When planning my activities this month, I craftily set myself up for an 8 a.m. weekend volunteering stint just after having gotten back from six days in Hawaii.
"I figured I'd be up early anyway," I reasoned. It had to be explained to me that since Hawaii runs three hours earlier than California, that what I had done actually made no sense. "It actually feels worse for you to be getting up early on the West Coast now," I was told. "It would feel like five in the morning to you." Gee, that explains the two-hour nap I took today, after flying in from O'ahu last night. I wondered why I was so tired!
I have a degree from a very respectable university and most of the time seem like a perfectly intelligent human being. But certain areas, such as time zones, turn me into a complete mouth-breather. The whole of geography and spatial relations is a realm of mystery.
One of our companions in Hawaii happened to be a former coworker of mine at a news Web site. At one point he lamented the stunning mistakes that some of his colleagues make these days.

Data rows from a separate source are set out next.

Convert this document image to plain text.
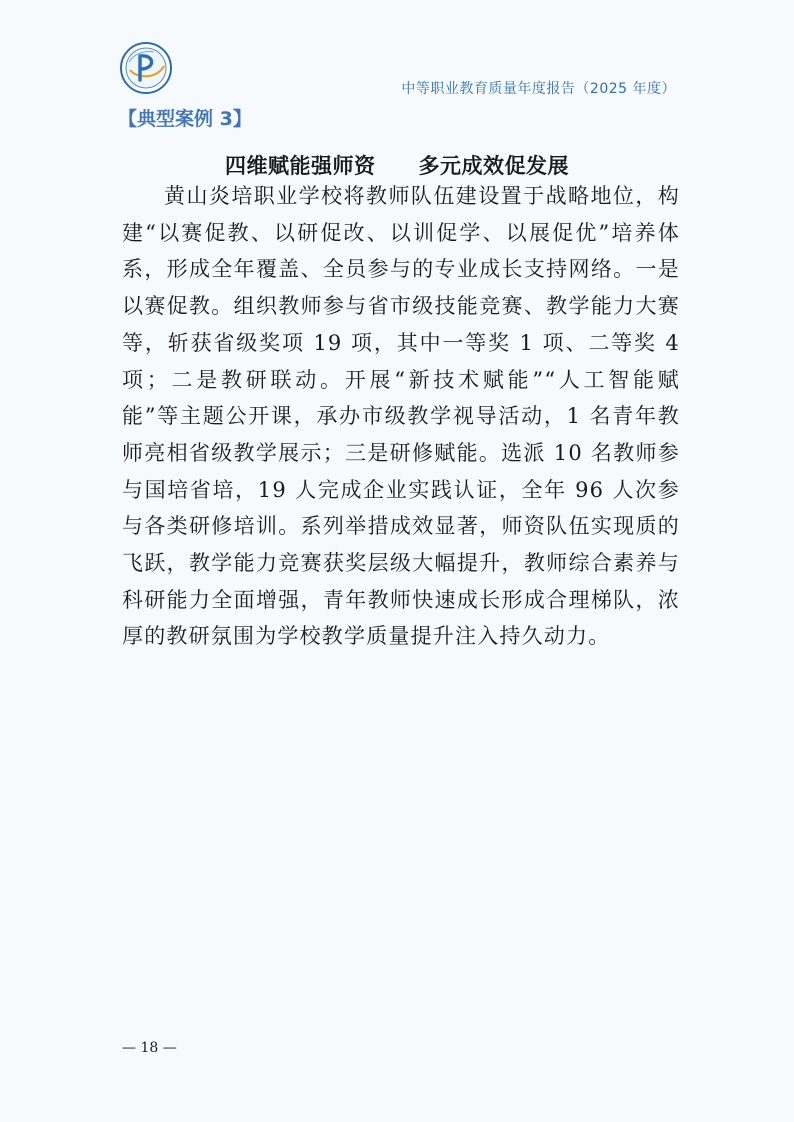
中等职业教育质量年度报告（2025 年度）
【典型案例 3】
四维赋能强师资　　多元成效促发展

黄山炎培职业学校将教师队伍建设置于战略地位，构建“以赛促教、以研促改、以训促学、以展促优”培养体系，形成全年覆盖、全员参与的专业成长支持网络。一是以赛促教。组织教师参与省市级技能竞赛、教学能力大赛等，斩获省级奖项 19 项，其中一等奖 1 项、二等奖 4 项；二是教研联动。开展“新技术赋能”“人工智能赋能”等主题公开课，承办市级教学视导活动，1 名青年教师亮相省级教学展示；三是研修赋能。选派 10 名教师参与国培省培，19 人完成企业实践认证，全年 96 人次参与各类研修培训。系列举措成效显著，师资队伍实现质的飞跃，教学能力竞赛获奖层级大幅提升，教师综合素养与科研能力全面增强，青年教师快速成长形成合理梯队，浓厚的教研氛围为学校教学质量提升注入持久动力。

— 18 —
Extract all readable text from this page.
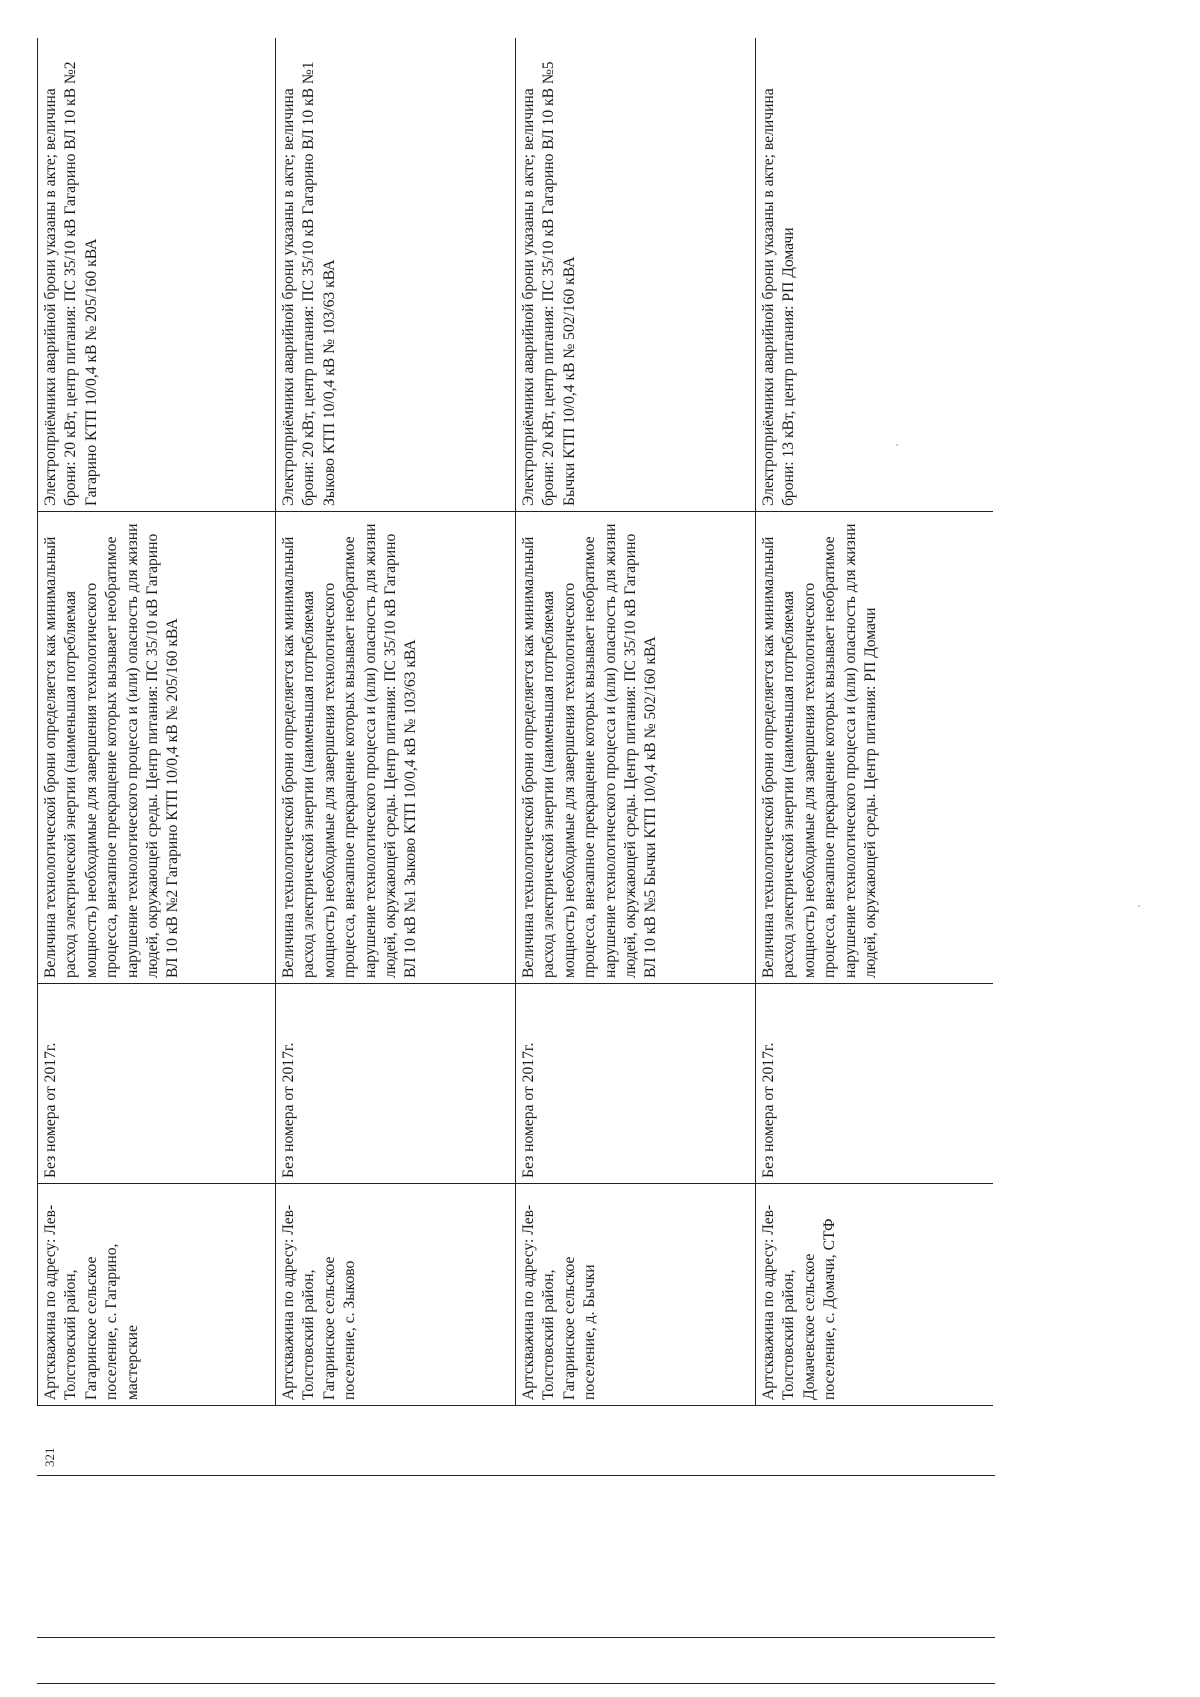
Артскважина по адресу: Лев-Толстовский район, Гагаринское сельское поселение, с. Гагарино, мастерские	Без номера от 2017г.	Величина технологической брони определяется как минимальный расход электрической энергии (наименьшая потребляемая мощность) необходимые для завершения технологического процесса, внезапное прекращение которых вызывает необратимое нарушение технологического процесса и (или) опасность для жизни людей, окружающей среды. Центр питания: ПС 35/10 кВ Гагарино ВЛ 10 кВ №2 Гагарино КТП 10/0,4 кВ № 205/160 кВА	Электроприёмники аварийной брони указаны в акте; величина брони: 20 кВт, центр питания: ПС 35/10 кВ Гагарино ВЛ 10 кВ №2 Гагарино КТП 10/0,4 кВ № 205/160 кВА
Артскважина по адресу: Лев-Толстовский район, Гагаринское сельское поселение, с. Зыково	Без номера от 2017г.	Величина технологической брони определяется как минимальный расход электрической энергии (наименьшая потребляемая мощность) необходимые для завершения технологического процесса, внезапное прекращение которых вызывает необратимое нарушение технологического процесса и (или) опасность для жизни людей, окружающей среды. Центр питания: ПС 35/10 кВ Гагарино ВЛ 10 кВ №1 Зыково КТП 10/0,4 кВ № 103/63 кВА	Электроприёмники аварийной брони указаны в акте; величина брони: 20 кВт, центр питания: ПС 35/10 кВ Гагарино ВЛ 10 кВ №1 Зыково КТП 10/0,4 кВ № 103/63 кВА
Артскважина по адресу: Лев-Толстовский район, Гагаринское сельское поселение, д. Бычки	Без номера от 2017г.	Величина технологической брони определяется как минимальный расход электрической энергии (наименьшая потребляемая мощность) необходимые для завершения технологического процесса, внезапное прекращение которых вызывает необратимое нарушение технологического процесса и (или) опасность для жизни людей, окружающей среды. Центр питания: ПС 35/10 кВ Гагарино ВЛ 10 кВ №5 Бычки КТП 10/0,4 кВ № 502/160 кВА	Электроприёмники аварийной брони указаны в акте; величина брони: 20 кВт, центр питания: ПС 35/10 кВ Гагарино ВЛ 10 кВ №5 Бычки КТП 10/0,4 кВ № 502/160 кВА
Артскважина по адресу: Лев-Толстовский район, Домачевское сельское поселение, с. Домачи, СТФ	Без номера от 2017г.	Величина технологической брони определяется как минимальный расход электрической энергии (наименьшая потребляемая мощность) необходимые для завершения технологического процесса, внезапное прекращение которых вызывает необратимое нарушение технологического процесса и (или) опасность для жизни людей, окружающей среды. Центр питания: РП Домачи	Электроприёмники аварийной брони указаны в акте; величина брони: 13 кВт, центр питания: РП Домачи
321
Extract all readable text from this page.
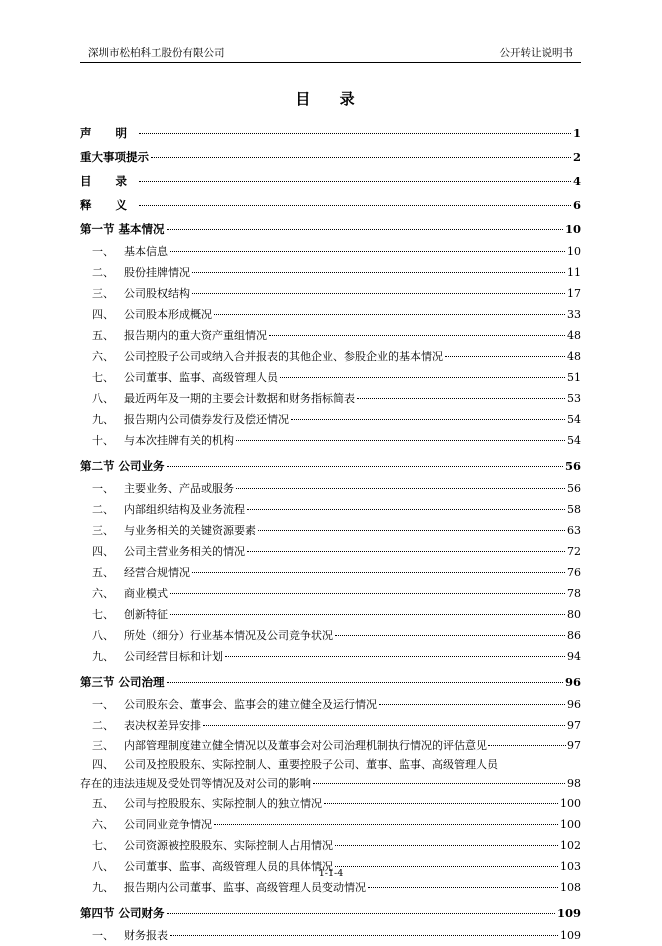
深圳市松柏科工股份有限公司	公开转让说明书
目 录
声 明	1
重大事项提示	2
目 录	4
释 义	6
第一节 基本情况	10
一、 基本信息	10
二、 股份挂牌情况	11
三、 公司股权结构	17
四、 公司股本形成概况	33
五、 报告期内的重大资产重组情况	48
六、 公司控股子公司或纳入合并报表的其他企业、参股企业的基本情况	48
七、 公司董事、监事、高级管理人员	51
八、 最近两年及一期的主要会计数据和财务指标简表	53
九、 报告期内公司债券发行及偿还情况	54
十、 与本次挂牌有关的机构	54
第二节 公司业务	56
一、 主要业务、产品或服务	56
二、 内部组织结构及业务流程	58
三、 与业务相关的关键资源要素	63
四、 公司主营业务相关的情况	72
五、 经营合规情况	76
六、 商业模式	78
七、 创新特征	80
八、 所处（细分）行业基本情况及公司竞争状况	86
九、 公司经营目标和计划	94
第三节 公司治理	96
一、 公司股东会、董事会、监事会的建立健全及运行情况	96
二、 表决权差异安排	97
三、 内部管理制度建立健全情况以及董事会对公司治理机制执行情况的评估意见	97
四、 公司及控股股东、实际控制人、重要控股子公司、董事、监事、高级管理人员
存在的违法违规及受处罚等情况及对公司的影响	98
五、 公司与控股股东、实际控制人的独立情况	100
六、 公司同业竞争情况	100
七、 公司资源被控股股东、实际控制人占用情况	102
八、 公司董事、监事、高级管理人员的具体情况	103
九、 报告期内公司董事、监事、高级管理人员变动情况	108
第四节 公司财务	109
一、 财务报表	109
1-1-4
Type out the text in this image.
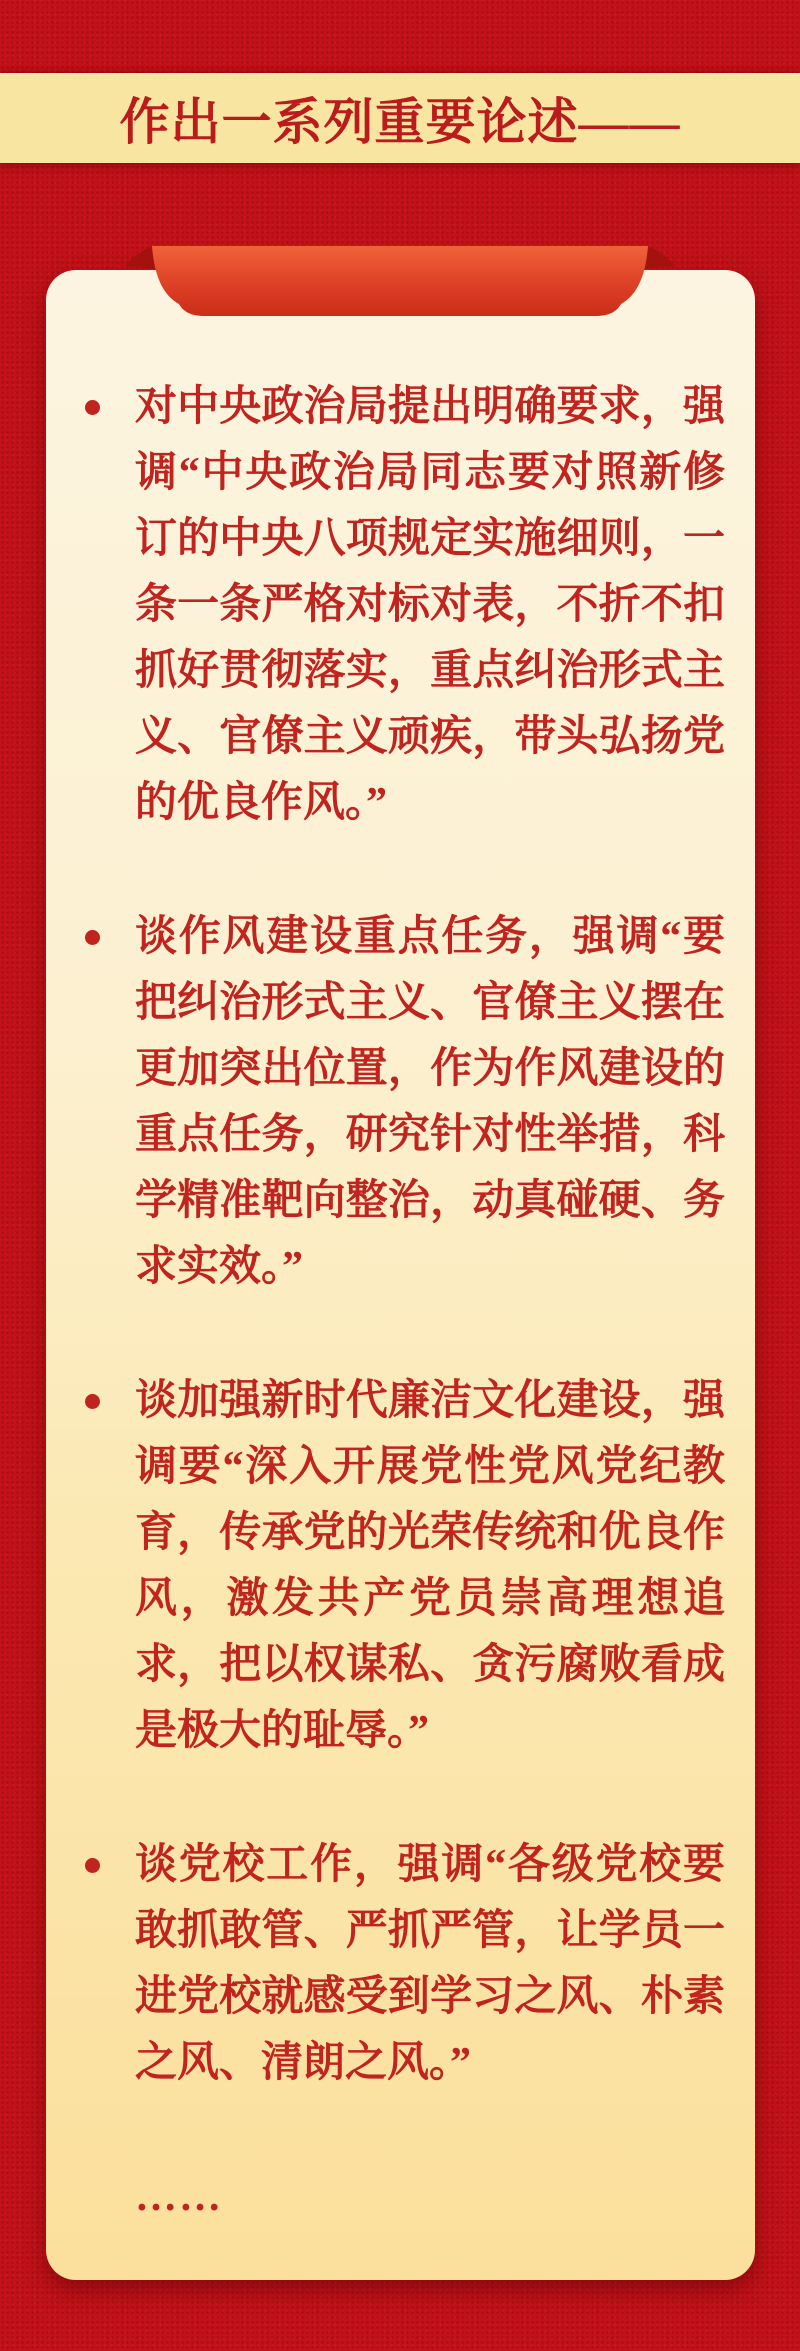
作出一系列重要论述——
对中央政治局提出明确要求，强调“中央政治局同志要对照新修订的中央八项规定实施细则，一条一条严格对标对表，不折不扣抓好贯彻落实，重点纠治形式主义、官僚主义顽疾，带头弘扬党的优良作风。”
谈作风建设重点任务，强调“要把纠治形式主义、官僚主义摆在更加突出位置，作为作风建设的重点任务，研究针对性举措，科学精准靶向整治，动真碰硬、务求实效。”
谈加强新时代廉洁文化建设，强调要“深入开展党性党风党纪教育，传承党的光荣传统和优良作风，激发共产党员崇高理想追求，把以权谋私、贪污腐败看成是极大的耻辱。”
谈党校工作，强调“各级党校要敢抓敢管、严抓严管，让学员一进党校就感受到学习之风、朴素之风、清朗之风。”
……
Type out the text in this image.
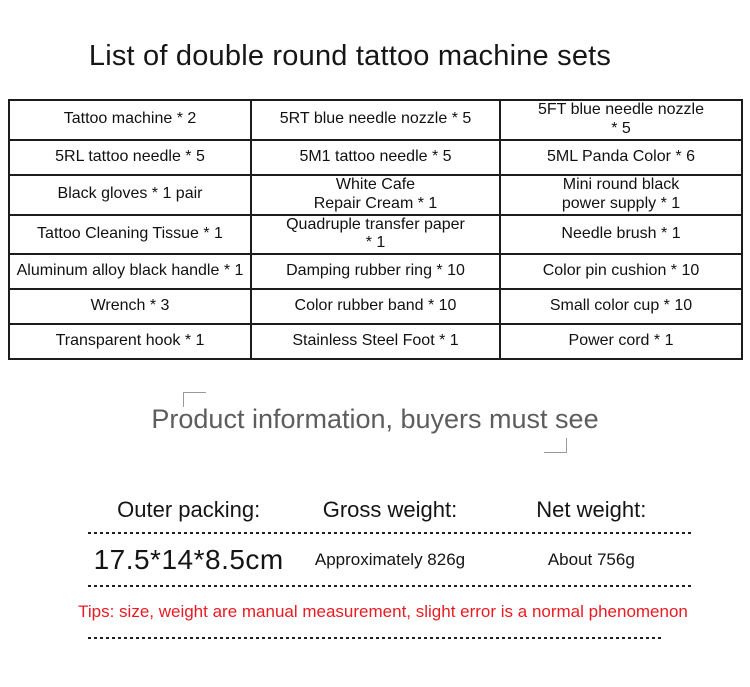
List of double round tattoo machine sets
Tattoo machine * 2	5RT blue needle nozzle * 5	5FT blue needle nozzle * 5
5RL tattoo needle * 5	5M1 tattoo needle * 5	5ML Panda Color * 6
Black gloves * 1 pair	White Cafe Repair Cream * 1	Mini round black power supply * 1
Tattoo Cleaning Tissue * 1	Quadruple transfer paper * 1	Needle brush * 1
Aluminum alloy black handle * 1	Damping rubber ring * 10	Color pin cushion * 10
Wrench * 3	Color rubber band * 10	Small color cup * 10
Transparent hook * 1	Stainless Steel Foot * 1	Power cord * 1
Product information, buyers must see
Outer packing:	Gross weight:	Net weight:
17.5*14*8.5cm	Approximately 826g	About 756g
Tips: size, weight are manual measurement, slight error is a normal phenomenon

"Remember that news quiz they used to give to job candidates?" he said to me. "I don't know what happened to that. These are people who couldn't pick out Kuala Lumpur on a map!" He said this with earnest incredulity.
I let that sit for a moment before coming clean. "They never gave me that quiz," I said. "I got hired before they instituted it." I was having a good day and happened to know that Kuala Lumpur was in Malaysia, but if you ask me where Malayasia is on a map, there's a chance I'd point to Tibet. Or maybe Mexico.
"I would have failed that test, and I was the world editor at one point," I confessed. Our friend politely ignored me and continued to critique his coworkers.
There must be something adaptive about the fact that my brain cannot process which way east is, but can still sing a Pop Tarts commercial from 1987. I'm not sure what that adaptive quality is, but I'm open to ideas.